Was ist das Pflegevermächtnis? Wie wird die Höhe berechnet?

Mit dem Pflegevermächtnis hat der Gesetzgeber für pflegende Angehörige einen eigenen gesetzlichen Anspruch geschaffen. Das Pflegevermächtnis stellt einen finanziellen Ausgleich für erbrachte Pflegeleistungen dar. Die pflegende Person soll aus dem Vermögen des Verstorbenen einen Anteil erhalten. Die Zahlung steht neben dem Pflichtteil zu. Wenn nur ein Kind einen Elternteil gepflegt hat, erhält das pflegende Kind grundsätzlich mehr aus dem Erbe als die Geschwister.

Wem steht ein Pflegevermächtnis zu?

Das Pflegevermächtnis kann von jeder Person beansprucht werden, die dem Verstorbenen nahe stand. Das sind vor allem nahe Verwandte wie der Ehegatte oder die Kinder, aber auch der Lebensgefährte und dessen Kinder. Hingegen sind Freunde nicht umfasst. Vor allem Lebensgefährten werden damit begünstigt, die neben den Kindern des Verstorbenen kein gesetzliches Erbrecht haben. Sie können das Pflegevermächtnis in Anspruch nehmen.
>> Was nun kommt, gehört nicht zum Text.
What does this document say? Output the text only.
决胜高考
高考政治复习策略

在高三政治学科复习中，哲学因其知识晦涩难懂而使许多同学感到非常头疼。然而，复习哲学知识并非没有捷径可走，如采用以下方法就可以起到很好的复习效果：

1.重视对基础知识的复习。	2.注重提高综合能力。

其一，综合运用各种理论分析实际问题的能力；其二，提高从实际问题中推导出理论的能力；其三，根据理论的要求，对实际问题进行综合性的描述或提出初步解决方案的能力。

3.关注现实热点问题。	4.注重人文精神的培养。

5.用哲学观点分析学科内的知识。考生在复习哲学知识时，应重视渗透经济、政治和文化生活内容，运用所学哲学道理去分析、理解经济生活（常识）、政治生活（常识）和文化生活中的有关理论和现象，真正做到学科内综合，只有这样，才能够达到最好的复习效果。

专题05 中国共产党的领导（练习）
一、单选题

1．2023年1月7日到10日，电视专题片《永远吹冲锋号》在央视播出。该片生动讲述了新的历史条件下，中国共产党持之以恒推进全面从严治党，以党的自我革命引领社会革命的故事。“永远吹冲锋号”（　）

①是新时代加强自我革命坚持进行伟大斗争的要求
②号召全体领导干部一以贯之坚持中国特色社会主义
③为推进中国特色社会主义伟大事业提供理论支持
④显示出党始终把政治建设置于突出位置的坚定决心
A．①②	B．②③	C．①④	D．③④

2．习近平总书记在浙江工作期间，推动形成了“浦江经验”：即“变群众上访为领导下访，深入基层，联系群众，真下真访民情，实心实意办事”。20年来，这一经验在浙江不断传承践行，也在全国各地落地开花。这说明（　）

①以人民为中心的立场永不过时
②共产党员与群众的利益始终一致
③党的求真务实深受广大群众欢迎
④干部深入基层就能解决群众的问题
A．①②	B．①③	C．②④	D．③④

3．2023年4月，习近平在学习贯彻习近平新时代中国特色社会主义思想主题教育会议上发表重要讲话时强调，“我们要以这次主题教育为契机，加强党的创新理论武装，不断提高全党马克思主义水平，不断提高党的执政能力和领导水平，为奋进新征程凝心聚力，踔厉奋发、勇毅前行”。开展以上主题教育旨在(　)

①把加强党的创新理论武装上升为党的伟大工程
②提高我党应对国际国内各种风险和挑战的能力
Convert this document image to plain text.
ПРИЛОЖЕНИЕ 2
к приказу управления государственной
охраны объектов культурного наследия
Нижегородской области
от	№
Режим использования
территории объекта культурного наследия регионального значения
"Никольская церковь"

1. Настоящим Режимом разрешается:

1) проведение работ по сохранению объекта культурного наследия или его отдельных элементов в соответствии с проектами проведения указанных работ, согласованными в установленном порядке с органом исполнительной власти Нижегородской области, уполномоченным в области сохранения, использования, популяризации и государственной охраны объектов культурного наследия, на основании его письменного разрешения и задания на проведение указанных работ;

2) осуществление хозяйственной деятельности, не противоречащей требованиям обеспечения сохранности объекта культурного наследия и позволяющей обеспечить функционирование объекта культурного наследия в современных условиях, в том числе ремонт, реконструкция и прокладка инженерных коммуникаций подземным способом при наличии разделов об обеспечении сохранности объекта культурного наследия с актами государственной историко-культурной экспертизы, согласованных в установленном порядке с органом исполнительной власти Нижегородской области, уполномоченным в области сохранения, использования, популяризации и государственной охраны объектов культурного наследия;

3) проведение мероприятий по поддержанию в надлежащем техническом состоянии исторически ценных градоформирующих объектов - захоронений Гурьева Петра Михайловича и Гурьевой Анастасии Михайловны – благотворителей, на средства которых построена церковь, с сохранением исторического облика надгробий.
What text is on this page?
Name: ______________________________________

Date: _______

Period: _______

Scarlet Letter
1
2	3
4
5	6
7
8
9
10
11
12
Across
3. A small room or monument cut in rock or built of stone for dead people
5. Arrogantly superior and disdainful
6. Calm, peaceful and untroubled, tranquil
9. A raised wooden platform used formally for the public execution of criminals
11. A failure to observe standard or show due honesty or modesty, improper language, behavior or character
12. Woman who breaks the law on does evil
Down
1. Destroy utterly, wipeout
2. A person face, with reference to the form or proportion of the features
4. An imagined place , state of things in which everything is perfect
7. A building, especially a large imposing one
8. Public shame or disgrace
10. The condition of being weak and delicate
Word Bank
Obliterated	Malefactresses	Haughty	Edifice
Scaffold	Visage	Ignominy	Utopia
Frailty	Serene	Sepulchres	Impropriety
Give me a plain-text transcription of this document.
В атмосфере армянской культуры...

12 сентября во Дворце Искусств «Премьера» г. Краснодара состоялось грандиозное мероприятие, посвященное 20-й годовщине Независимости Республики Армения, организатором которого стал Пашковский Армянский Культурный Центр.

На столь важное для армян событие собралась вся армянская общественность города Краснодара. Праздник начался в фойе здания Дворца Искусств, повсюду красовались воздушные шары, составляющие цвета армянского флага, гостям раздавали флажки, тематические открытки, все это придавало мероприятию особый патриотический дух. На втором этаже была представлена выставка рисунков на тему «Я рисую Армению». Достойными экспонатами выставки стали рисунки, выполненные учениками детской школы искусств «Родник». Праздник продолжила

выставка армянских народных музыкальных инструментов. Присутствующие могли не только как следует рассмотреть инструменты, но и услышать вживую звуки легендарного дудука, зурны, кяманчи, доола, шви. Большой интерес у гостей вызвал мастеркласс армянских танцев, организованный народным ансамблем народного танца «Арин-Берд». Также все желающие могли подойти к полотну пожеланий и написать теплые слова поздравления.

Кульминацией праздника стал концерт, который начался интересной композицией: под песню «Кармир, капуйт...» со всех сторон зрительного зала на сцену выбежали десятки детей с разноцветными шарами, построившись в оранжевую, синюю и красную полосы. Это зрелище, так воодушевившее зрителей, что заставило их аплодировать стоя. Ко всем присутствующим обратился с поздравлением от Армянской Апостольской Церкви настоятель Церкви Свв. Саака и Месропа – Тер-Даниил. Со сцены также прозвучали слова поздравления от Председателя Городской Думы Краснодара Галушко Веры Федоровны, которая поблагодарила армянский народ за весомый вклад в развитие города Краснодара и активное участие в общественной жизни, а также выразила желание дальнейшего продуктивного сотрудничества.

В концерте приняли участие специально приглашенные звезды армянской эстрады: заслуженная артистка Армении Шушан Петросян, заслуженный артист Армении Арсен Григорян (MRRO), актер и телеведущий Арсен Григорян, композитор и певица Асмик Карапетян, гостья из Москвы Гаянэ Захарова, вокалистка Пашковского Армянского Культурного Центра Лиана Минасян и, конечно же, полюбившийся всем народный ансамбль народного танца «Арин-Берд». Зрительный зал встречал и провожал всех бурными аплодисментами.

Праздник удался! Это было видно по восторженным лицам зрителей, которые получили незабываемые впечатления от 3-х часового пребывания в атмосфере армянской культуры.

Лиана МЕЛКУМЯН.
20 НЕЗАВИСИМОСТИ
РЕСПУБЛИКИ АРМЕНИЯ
Zudem muss die Pflege in den letzten drei Jahren von dem Tod und zumindest sechs Monate lang erbracht worden sein. Über die letzten drei Jahre hinaus, kann im Einzelfall aufgrund eines bereicherungsrechtlichen Anspruchs eine Zahlung zustehen. Wenn ein Kind die Mutter bis vier Jahre vor dem Tod gepflegt hat und in den letzten vier Jahren die Pflege von jemand anderem übernommen wurde, steht kein Pflegevermächtnis zu. Die Pflege darf nicht bloß geringfügig sein, wobei durchschnittlich 20 Stunden pro Monat als Richtwert gelten. Wenn hin und wieder für den Pflegebedürftigen eingekauft und gekocht wird, entsteht kein Pflegevermächtnis.
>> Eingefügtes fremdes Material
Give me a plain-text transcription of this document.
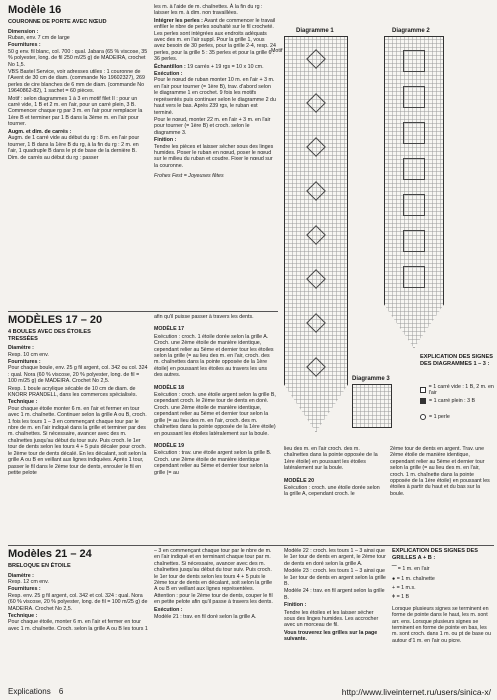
Modèle 16
COURONNE DE PORTE AVEC NŒUD

Dimension :
Ruban, env. 7 cm de large

Fournitures :
50 g env. fil blanc, col. 700 : qual. Jabara (65 % viscose, 35 % polyester, long. de fil 250 m/25 g) de MADEIRA, crochet No 1,5.

VBS Bastel Service, voir adresses utiles : 1 couronne de l'Avent de 30 cm de diam. (commande No 19602327), 269 perles de cire blanches de 6 mm de diam. (commande No 19640862-82), 1 sachet = 60 pièces.

Motif : selon diagrammes 1 à 3 en motif filet II : pour un carré vide, 1 B et 2 m. en l'air, pour un carré plein, 3 B. Commencer chaque rg par 3 m. en l'air pour remplacer la 1ère B et terminer par 1 B dans la 3ème m. en l'air pour tourner.

Augm. et dim. de carrés :
Augm. de 1 carré vide au début du rg : 8 m. en l'air pour tourner, 1 B dans la 1ère B du rg, à la fin du rg : 2 m. en l'air, 1 quadruple B dans le pt de base de la dernière B.

Dim. de carrés au début du rg : passer

les m. à l'aide de m. chaînettes. À la fin du rg : laisser les m. à dim. non travaillées.

Intégrer les perles : Avant de commencer le travail enfiler le nbre de perles souhaité sur le fil crocheté. Les perles sont intégrées aux endroits adéquats avec des m. en l'air suppl. Pour la grille 1, vous avez besoin de 30 perles, pour la grille 2-4, resp. 24 perles, pour la grille 5 : 35 perles et pour la grille 6 : 36 perles.

Échantillon : 19 carrés + 19 rgs = 10 x 10 cm.

Exécution :
Pour le nœud de ruban monter 10 m. en l'air + 3 m. en l'air pour tourner (= 1ère B), trav. d'abord selon le diagramme 1 en crochet. 9 fois les motifs représentés puis continuer selon le diagramme 2 du haut vers le bas. Après 239 rgs, le ruban est terminé.

Pour le nœud, monter 22 m. en l'air + 3 m. en l'air pour tourner (= 1ère B) et croch. selon le diagramme 3.

Finition :
Tendre les pièces et laisser sécher sous des linges humides. Poser le ruban en nœud, poser le nœud sur le milieu du ruban et coudre. Fixer le nœud sur la couronne.

Frohes Fest = Joyeuses fêtes

MODÈLES 17 – 20
4 BOULES AVEC DES ÉTOILES TRESSÉES

Diamètre :
Resp. 10 cm env.

Fournitures :
Pour chaque boule, env. 25 g fil argent, col. 342 ou col. 324 : qual. Nora (60 % viscose, 20 % polyester, long. de fil = 100 m/25 g) de MADEIRA. Crochet No 2,5.

Resp. 1 boule acrylique sécable de 10 cm de diam. de KNORR PRANDELL, dans les commerces spécialisés.

Technique :
Pour chaque étoile monter 6 m. en l'air et fermer en tour avec 1 m. chaînette. Continuer selon la grille A ou B, croch. 1 fois les tours 1 – 3 en commençant chaque tour par le nbre de m. en l'air indiqué dans la grille et terminer par des m. chaînettes. Si nécessaire, avancer avec des m. chaînettes jusqu'au début du tour suiv. Puis croch. le 1er tour de dents selon les tours 4 + 5 puis décaler pour croch. le 2ème tour de dents décalé. En les décalant, soit selon la grille A ou B en veillant aux lignes indiquées. Après 1 tour, passer le fil dans le 2ème tour de dents, enrouler le fil en petite pelote

afin qu'il puisse passer à travers les dents.

MODÈLE 17

Exécution : croch. 1 étoile dorée selon la grille A. Croch. une 2ème étoile de manière identique, cependant relier au 5ème et dernier tour les étoiles selon la grille (= au lieu des m. en l'air, croch. des m. chaînettes dans la pointe opposée de la 1ère étoile) en poussant les étoiles au travers les uns des autres.

MODÈLE 18

Exécution : croch. une étoile argent selon la grille B, cependant croch. le 2ème tour de dents en doré. Croch. une 2ème étoile de manière identique, cependant relier au 5ème et dernier tour selon la grille (= au lieu des m. en l'air, croch. des m. chaînettes dans la pointe opposée de la 1ère étoile) en poussant les étoiles latéralement sur la boule.

MODÈLE 19

Exécution : trav. une étoile argent selon la grille B. Croch. une 2ème étoile de manière identique cependant relier au 5ème et dernier tour selon la grille (= au

lieu des m. en l'air croch. des m. chaînettes dans la pointe opposée de la 1ère étoile) en poussant les étoiles latéralement sur la boule.

MODÈLE 20

Exécution : croch. une étoile dorée selon la grille A, cependant croch. le

2ème tour de dents en argent. Trav. une 2ème étoile de manière identique, cependant relier au 5ème et dernier tour selon la grille (= au lieu des m. en l'air, croch. 1 m. chaînette dans la pointe opposée de la 1ère étoile) en poussant les étoiles à partir du haut et du bas sur la boule.

Modèles 21 – 24
BRELOQUE EN ÉTOILE

Diamètre :
Resp. 12 cm env.

Fournitures :
Resp. env. 25 g fil argent, col. 342 et col. 324 : qual. Nora (60 % viscose, 20 % polyester, long. de fil = 100 m/25 g) de MADEIRA. Crochet No 2,5.

Technique :
Pour chaque étoile, monter 6 m. en l'air et fermer en tour avec 1 m. chaînette. Croch. selon la grille A ou B les tours 1

– 3 en commençant chaque tour par le nbre de m. en l'air indiqué et en terminant chaque tour par m. chaînettes. Si nécessaire, avancer avec des m. chaînettes jusqu'au début du tour suiv. Puis croch. le 1er tour de dents selon les tours 4 + 5 puis le 2ème tour de dents en décalant, soit selon la grille A ou B en veillant aux lignes représentées. Attention : pour le 2ème tour de dents, couper le fil en petite pelote afin qu'il passe à travers les dents.

Exécution :

Modèle 21 : trav. en fil doré selon la grille A.

Modèle 22 : croch. les tours 1 – 3 ainsi que le 1er tour de dents en argent, le 2ème tour de dents en doré selon la grille A.

Modèle 23 : croch. les tours 1 – 3 ainsi que le 1er tour de dents en argent selon la grille B.

Modèle 24 : trav. en fil argent selon la grille B.

Finition :

Tendre les étoiles et les laisser sécher sous des linges humides. Les accrocher avec un morceau de fil.

Vous trouverez les grilles sur la page suivante.

EXPLICATION DES SIGNES DES GRILLES A + B :

⁀ = 1 m. en l'air

● = 1 m. chaînette

+ = 1 m.s.

ǂ = 1 B

Lorsque plusieurs signes se terminent en forme de pointe dans le haut, les m. sont arr. ens. Lorsque plusieurs signes se terminent en forme de pointe en bas, les m. sont croch. dans 1 m. ou pt de base ou autour d'1 m. en l'air ou picre.

Diagramme 1	Diagramme 2
Motif
Diagramme 3

EXPLICATION DES SIGNES DES DIAGRAMMES 1 – 3 :

= 1 carré vide : 1 B, 2 m. en l'air
= 1 carré plein : 3 B
= 1 perle
Explications 6	http://www.liveinternet.ru/users/sinica-x/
Das Pflegevermächtnis steht nur zu, wenn keine Gegenleistung vereinbart wurde. Falls der Pflegebedürftige und die pflegende Person vereinbart haben, dass letztere das Haus oder einen vereinbarten Geldbetrag für die geleistete Pflege bekommt, steht das Pflegevermächtnis idR nicht zu. Eine andere Leistung kann sein, dass für die Pflege etwa im Testament bestimmte Vermögenswerte wie ein Schmuckstück vermacht werden. Dann ist der Wert des Schmuckstücks bei der Höhe des Pflegevermächtnisses zu berücksichtigen. Zuwendungen für die Pflege sind auch dann zu berücksichtigen, wenn sie nicht direkt vom Pflegebedürftigen, sondern von Dritten wie Geschwistern geleistet werden. Sofern die Zuwendungen wie ein Schmuckstück weniger Wert sind als die geleistete Pflege, können weitere Ansprüche gestellt werde. Es kann also ein zusätzlicher Anspruch zustehen.
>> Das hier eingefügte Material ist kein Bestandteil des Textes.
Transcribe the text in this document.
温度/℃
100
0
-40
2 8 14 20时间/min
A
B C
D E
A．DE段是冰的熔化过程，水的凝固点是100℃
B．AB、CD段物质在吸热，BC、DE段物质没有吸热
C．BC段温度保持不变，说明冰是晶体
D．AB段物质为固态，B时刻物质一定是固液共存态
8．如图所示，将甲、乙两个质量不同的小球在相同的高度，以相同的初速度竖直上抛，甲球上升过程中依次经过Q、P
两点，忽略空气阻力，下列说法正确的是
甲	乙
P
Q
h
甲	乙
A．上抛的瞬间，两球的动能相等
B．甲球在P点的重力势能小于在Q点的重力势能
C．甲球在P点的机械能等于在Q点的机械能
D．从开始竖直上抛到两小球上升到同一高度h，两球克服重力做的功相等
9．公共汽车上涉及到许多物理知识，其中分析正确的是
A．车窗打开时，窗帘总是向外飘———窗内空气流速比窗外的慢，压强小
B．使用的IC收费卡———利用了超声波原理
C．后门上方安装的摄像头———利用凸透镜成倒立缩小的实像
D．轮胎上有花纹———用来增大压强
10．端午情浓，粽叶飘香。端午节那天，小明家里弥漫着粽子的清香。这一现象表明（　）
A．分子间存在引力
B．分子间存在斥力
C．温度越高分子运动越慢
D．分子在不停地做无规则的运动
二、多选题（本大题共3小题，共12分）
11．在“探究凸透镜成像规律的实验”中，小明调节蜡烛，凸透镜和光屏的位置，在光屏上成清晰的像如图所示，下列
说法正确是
Der Anspruch geht nicht automatisch verloren, wenn der Pflegebedürftige auch Leistungen von einem Pflegedienst erhält oder mehrere Kinder Pflegeleistungen erbringen. Je nachdem, in welchem Ausmaß eine Pflege benötigt wird, können einzelne Pflegemaßnahmen wie das Kochen oder die Körperpflege etwa kostenpflichtig durch Dritte erbracht werden. Wenn zusätzlich regelmäßig Pflegeleistungen durch eine nahestehende Person geleistet werden, gebührt dennoch ein Pflegevermächtnis. Ohne die kostenlose Pflege wäre schließlich eine Drittpflege in einem größeren Umfang notwendig.

Wie hoch ist das Pflegevermächtnis?

Die Höhe des Pflegevermächtnisses hängt primär davon ab, in welchem Umfang und für welche Dauer Leistungen erbracht wurden. Nach der Rechtsprechung des Obersten Gerichtshofes ist zu fragen, welcher Stundenlohn angemessen wäre. Als Orientierung wird dabei auf die Mindestlohntarife für Haushaltsbeschädigte angeknüpft. Dabei ist das 13. und 14. Gehalt miteinzubeziehen und zu berücksichtigen, dass beim Mindestlohn für Haushaltsangestellte Zuschläge etwa für Nachtarbeit zustehen und erfahrenen Angestellten ein höherer Lohn zusteht (OGH 2 Ob 63/21k). Es ist vom Netto-Lohn auszugehen; Lohnnebenkosten wie Sozialabgaben werden nicht miteinbezogen. In einem Gerichtsverfahren würde die konkrete Höhe des Pflegevermächtnisses letztlich von einem Richter unter Berücksichtigung aller Umstände im Einzelfall geschätzt werden. In der Vergangenheit wurde etwa ein Stundenlohn von EUR 14,- als angemessen beurteilt.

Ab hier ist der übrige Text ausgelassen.